A strange chapter in the never-ending battle over the Milwaukee Parental Choice Program (MPCP) appears to have ended. According to the Milwaukee Journal Sentinel, the federal investigation into the treatment of MPCP students with disabilities is over. It does not look like much came of it. That does not surprise me. I do not claim to be a lawyer, but I always thought the MPCP law regarding special needs pupils was pretty straightforward:
- Schools cannot screen for or reject students based on their special needs status; and
- Schools were not required to supply services for students with special needs.
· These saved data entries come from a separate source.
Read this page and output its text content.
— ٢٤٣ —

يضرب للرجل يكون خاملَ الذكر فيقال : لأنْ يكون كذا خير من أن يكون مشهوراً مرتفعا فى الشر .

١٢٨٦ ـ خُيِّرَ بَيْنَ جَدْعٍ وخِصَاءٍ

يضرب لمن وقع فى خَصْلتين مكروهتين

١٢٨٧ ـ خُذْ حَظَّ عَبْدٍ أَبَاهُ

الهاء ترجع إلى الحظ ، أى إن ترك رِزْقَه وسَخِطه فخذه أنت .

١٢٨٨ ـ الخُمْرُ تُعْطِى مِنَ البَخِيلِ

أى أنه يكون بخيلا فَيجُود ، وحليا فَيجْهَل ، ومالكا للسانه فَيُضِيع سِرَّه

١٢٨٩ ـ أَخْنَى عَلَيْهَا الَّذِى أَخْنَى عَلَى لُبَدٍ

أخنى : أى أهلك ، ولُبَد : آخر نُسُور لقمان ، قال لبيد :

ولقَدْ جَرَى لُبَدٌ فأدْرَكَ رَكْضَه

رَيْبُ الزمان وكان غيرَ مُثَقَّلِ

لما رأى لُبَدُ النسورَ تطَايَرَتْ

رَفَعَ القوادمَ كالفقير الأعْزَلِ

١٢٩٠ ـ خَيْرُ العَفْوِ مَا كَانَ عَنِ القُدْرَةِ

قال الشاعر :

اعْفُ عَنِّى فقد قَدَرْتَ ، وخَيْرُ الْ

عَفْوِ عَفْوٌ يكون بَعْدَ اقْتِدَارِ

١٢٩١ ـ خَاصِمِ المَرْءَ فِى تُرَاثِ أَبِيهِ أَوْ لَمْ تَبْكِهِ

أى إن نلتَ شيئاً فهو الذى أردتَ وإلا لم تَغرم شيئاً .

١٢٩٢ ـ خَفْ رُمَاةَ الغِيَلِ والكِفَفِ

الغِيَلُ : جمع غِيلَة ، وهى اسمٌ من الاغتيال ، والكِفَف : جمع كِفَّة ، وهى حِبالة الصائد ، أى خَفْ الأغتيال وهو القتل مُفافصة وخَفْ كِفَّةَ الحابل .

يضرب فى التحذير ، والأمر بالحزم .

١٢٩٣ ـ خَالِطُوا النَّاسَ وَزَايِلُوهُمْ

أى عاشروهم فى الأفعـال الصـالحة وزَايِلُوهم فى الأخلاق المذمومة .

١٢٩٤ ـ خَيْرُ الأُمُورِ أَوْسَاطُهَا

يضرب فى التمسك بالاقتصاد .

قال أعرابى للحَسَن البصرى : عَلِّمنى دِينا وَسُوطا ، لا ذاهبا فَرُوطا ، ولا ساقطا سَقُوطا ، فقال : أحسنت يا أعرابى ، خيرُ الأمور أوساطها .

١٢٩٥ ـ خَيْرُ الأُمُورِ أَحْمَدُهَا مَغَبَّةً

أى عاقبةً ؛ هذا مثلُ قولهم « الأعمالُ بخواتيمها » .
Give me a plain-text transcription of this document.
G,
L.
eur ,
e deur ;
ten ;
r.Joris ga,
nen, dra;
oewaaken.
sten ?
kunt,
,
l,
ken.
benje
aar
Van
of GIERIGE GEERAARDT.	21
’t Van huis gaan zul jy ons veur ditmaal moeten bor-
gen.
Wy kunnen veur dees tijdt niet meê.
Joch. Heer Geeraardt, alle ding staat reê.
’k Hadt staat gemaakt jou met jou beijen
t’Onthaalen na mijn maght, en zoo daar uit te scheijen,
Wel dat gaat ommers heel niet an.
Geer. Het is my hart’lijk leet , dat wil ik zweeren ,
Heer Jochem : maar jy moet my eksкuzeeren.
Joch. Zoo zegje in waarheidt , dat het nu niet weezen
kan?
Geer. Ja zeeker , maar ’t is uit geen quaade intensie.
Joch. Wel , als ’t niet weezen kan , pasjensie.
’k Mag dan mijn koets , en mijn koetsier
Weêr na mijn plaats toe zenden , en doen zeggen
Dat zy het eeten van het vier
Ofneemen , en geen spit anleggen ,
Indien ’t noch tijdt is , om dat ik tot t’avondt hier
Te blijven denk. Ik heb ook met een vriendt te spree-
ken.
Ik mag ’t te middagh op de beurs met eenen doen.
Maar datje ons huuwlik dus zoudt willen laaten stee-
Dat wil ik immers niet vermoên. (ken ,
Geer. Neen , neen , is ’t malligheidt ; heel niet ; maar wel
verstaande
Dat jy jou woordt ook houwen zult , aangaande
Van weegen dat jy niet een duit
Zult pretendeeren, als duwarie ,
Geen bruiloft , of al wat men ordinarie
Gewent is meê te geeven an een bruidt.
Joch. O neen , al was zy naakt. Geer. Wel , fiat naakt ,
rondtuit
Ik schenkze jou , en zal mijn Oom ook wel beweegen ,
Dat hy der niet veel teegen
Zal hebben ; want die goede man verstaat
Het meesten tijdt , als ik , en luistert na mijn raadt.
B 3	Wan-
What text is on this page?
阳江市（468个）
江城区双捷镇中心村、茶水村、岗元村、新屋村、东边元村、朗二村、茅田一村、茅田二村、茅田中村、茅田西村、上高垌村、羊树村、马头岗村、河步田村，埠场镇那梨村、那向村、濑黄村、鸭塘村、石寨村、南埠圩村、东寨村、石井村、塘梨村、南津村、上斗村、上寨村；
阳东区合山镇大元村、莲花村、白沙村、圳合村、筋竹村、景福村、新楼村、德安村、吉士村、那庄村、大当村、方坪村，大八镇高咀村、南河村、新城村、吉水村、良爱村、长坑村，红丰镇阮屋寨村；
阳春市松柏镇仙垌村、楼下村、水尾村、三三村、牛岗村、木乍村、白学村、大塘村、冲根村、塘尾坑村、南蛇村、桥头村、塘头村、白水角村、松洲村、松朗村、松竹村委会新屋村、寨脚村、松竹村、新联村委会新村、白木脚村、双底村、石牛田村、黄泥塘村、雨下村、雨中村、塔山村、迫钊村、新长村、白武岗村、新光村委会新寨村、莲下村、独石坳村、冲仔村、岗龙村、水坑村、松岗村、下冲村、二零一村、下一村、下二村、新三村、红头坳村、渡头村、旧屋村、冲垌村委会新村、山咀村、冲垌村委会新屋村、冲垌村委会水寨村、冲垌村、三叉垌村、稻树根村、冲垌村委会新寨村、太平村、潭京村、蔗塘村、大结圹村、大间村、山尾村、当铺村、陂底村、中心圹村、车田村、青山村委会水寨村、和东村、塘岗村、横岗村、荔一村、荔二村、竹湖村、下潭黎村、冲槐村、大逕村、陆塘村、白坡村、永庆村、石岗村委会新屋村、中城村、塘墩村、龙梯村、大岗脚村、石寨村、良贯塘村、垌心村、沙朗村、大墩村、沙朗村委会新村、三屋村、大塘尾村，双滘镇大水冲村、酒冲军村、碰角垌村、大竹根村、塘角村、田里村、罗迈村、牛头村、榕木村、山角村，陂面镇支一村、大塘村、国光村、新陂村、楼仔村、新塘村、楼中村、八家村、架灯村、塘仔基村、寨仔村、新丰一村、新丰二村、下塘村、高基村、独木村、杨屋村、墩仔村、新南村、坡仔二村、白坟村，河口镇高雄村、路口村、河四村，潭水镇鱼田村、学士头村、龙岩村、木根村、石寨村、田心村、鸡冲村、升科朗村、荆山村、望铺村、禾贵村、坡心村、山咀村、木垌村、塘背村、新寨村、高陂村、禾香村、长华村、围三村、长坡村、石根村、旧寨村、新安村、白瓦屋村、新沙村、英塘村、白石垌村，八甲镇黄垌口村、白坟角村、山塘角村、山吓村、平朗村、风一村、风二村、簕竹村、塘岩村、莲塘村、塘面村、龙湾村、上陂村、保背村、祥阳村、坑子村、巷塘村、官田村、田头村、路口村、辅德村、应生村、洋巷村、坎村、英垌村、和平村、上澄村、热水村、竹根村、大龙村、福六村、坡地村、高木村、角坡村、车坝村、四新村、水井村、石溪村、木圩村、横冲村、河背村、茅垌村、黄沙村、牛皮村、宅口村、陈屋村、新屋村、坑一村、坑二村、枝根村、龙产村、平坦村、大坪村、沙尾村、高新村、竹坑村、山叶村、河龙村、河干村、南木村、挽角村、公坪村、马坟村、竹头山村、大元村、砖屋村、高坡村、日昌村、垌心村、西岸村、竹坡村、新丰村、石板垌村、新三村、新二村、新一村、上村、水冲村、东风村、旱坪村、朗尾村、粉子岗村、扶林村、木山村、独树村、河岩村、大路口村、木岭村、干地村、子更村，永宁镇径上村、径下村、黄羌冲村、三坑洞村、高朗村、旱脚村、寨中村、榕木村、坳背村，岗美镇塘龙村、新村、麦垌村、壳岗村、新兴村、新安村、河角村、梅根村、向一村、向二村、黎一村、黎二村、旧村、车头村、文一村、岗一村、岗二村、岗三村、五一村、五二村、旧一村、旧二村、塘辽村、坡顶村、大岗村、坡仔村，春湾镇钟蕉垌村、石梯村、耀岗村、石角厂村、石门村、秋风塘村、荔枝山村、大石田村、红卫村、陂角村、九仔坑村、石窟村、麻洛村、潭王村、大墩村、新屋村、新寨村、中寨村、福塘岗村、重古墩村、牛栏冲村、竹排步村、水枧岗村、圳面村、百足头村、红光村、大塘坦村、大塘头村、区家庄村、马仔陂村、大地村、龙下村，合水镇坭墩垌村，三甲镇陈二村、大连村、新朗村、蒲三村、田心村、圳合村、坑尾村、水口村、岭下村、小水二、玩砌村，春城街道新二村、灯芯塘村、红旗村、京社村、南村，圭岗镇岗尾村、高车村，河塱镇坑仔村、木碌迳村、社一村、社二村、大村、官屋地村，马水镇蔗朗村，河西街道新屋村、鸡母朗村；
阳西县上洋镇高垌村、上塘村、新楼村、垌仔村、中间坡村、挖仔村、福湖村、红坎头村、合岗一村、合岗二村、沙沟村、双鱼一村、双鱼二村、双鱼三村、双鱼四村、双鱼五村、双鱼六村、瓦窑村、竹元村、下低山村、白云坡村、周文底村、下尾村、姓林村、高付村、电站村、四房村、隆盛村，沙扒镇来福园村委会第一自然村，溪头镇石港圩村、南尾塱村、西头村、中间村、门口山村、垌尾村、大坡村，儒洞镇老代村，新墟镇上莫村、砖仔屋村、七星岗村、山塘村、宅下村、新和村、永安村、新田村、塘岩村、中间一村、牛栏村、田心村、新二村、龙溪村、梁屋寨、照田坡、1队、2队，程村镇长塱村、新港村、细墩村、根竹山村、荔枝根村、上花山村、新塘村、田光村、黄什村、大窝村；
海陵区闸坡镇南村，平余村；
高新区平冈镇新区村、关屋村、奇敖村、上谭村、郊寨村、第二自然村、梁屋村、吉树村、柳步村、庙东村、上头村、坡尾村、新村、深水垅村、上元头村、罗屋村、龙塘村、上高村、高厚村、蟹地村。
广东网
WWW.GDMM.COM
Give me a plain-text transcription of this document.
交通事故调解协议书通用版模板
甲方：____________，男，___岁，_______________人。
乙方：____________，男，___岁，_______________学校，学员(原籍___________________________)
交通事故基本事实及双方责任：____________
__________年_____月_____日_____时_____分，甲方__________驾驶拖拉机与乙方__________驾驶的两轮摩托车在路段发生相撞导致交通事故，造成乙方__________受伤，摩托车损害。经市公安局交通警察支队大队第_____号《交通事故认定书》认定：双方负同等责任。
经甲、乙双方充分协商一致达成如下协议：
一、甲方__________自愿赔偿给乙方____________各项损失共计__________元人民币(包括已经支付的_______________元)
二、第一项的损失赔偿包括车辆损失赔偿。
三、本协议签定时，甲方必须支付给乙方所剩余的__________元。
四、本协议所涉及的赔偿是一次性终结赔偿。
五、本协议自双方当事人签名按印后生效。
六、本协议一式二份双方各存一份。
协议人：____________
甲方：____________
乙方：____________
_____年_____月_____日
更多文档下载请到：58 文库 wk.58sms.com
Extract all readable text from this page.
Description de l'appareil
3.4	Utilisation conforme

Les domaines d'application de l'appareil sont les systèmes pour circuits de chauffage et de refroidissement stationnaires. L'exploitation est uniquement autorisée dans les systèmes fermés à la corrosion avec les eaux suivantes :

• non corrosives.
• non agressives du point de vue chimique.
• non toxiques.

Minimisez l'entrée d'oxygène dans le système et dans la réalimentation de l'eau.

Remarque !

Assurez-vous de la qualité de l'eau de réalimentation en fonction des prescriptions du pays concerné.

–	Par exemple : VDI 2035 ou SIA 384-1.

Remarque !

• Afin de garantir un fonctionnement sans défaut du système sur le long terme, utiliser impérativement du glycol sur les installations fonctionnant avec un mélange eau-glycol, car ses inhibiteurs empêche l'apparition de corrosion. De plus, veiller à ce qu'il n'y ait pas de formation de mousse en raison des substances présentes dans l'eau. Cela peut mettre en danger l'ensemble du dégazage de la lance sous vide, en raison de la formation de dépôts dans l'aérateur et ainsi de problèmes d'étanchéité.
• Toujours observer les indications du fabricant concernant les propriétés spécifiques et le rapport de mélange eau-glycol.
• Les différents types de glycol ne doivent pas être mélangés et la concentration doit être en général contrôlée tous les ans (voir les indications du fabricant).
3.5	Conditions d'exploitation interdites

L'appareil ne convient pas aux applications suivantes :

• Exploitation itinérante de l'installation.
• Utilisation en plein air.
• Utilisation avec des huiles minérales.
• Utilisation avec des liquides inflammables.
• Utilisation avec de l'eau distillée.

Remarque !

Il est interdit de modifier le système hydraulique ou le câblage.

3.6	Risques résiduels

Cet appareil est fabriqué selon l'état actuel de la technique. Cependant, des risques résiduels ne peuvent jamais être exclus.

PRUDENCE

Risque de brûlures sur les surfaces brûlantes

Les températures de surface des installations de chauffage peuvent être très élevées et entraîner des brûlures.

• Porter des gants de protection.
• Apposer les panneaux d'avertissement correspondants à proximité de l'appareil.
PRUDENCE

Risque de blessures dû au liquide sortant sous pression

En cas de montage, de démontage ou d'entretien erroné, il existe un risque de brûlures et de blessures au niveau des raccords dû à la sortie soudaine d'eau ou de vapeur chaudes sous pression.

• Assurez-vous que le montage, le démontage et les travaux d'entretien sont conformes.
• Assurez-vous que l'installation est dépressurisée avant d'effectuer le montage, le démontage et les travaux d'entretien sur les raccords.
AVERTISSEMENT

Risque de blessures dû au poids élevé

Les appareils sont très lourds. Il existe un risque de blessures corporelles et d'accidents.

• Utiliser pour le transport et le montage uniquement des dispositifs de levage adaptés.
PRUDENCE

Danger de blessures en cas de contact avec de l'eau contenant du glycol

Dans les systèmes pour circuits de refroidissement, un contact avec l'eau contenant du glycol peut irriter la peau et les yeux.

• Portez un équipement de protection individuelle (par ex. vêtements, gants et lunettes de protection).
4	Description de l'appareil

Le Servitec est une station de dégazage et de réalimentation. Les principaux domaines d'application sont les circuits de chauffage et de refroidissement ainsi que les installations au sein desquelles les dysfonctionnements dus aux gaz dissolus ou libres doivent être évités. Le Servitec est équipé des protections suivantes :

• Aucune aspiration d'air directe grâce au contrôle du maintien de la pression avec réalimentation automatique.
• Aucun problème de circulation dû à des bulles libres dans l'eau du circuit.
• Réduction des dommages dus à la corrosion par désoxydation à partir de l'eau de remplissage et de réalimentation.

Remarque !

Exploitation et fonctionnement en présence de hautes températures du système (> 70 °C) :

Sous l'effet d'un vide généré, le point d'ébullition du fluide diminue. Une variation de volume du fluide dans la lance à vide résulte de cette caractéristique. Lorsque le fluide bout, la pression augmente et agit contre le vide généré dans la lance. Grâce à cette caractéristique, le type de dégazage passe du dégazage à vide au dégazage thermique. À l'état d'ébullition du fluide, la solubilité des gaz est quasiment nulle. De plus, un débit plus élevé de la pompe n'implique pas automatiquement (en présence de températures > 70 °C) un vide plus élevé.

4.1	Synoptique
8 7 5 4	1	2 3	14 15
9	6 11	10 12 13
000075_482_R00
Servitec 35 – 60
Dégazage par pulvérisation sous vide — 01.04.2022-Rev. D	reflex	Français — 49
In my many years of working with voucher schools I never saw anything that led me to believe schools were violating the law in regards to special needs pupils. Debate over whether the law overseeing voucher schools is flawed is fair-game for policy makers and interest groups, but a legal investigation is not a policy debate. As for the accusations that the investigation was politically motivated…I have no idea. If there is evidence of that I am sure it will come to light in time.
The lack of legal violations does not mean, however, that the concentration of special needs pupils is the same in public schools and the MPCP. The Milwaukee Public Schools (MPS) serve a larger percentage of special needs pupils than the MPCP. Though there are competing claims about the actual percentage of special needs pupils in the MPCP, there is no doubt MPS has a substantially higher percentage of special needs pupils. I also suspect the severity of needs is greater in MPS. Why? MPCP schools are not equipped to handle the same scope of needs as MPS. Part of the reason is funding, part of the reason is the difference between a school system and a system of schools, and part of the reason is a lack of facilities.
The question to consider is whether the differences between MPS and the MPCP in regards to special needs are problematic. I say yes, but only because it is another byproduct of Milwaukee’s fragmented approach to publicly-funded education. For example, I do not think many are overly concerned that certain MPS schools specialize in services for certain students. That is logical. If all publicly funded schools in Milwaukee were part of some common governance structure, the individual differences in services between MPS and MPCP schools would be no different than the differences within MPS. But alas, because Milwaukee schools are funded and regulated differently, and because the education debate in Milwaukee is so adversarial, the issue of special needs pupils is just another fault-line.
So I am happy that the investigation of MPCP schools did not find evidence of systematic discrimination of special needs pupils. But I wonder…could all the energy that went into that investigation (and the other education battles in Milwaukee) been directed toward something that actually improved services for Milwaukee pupils?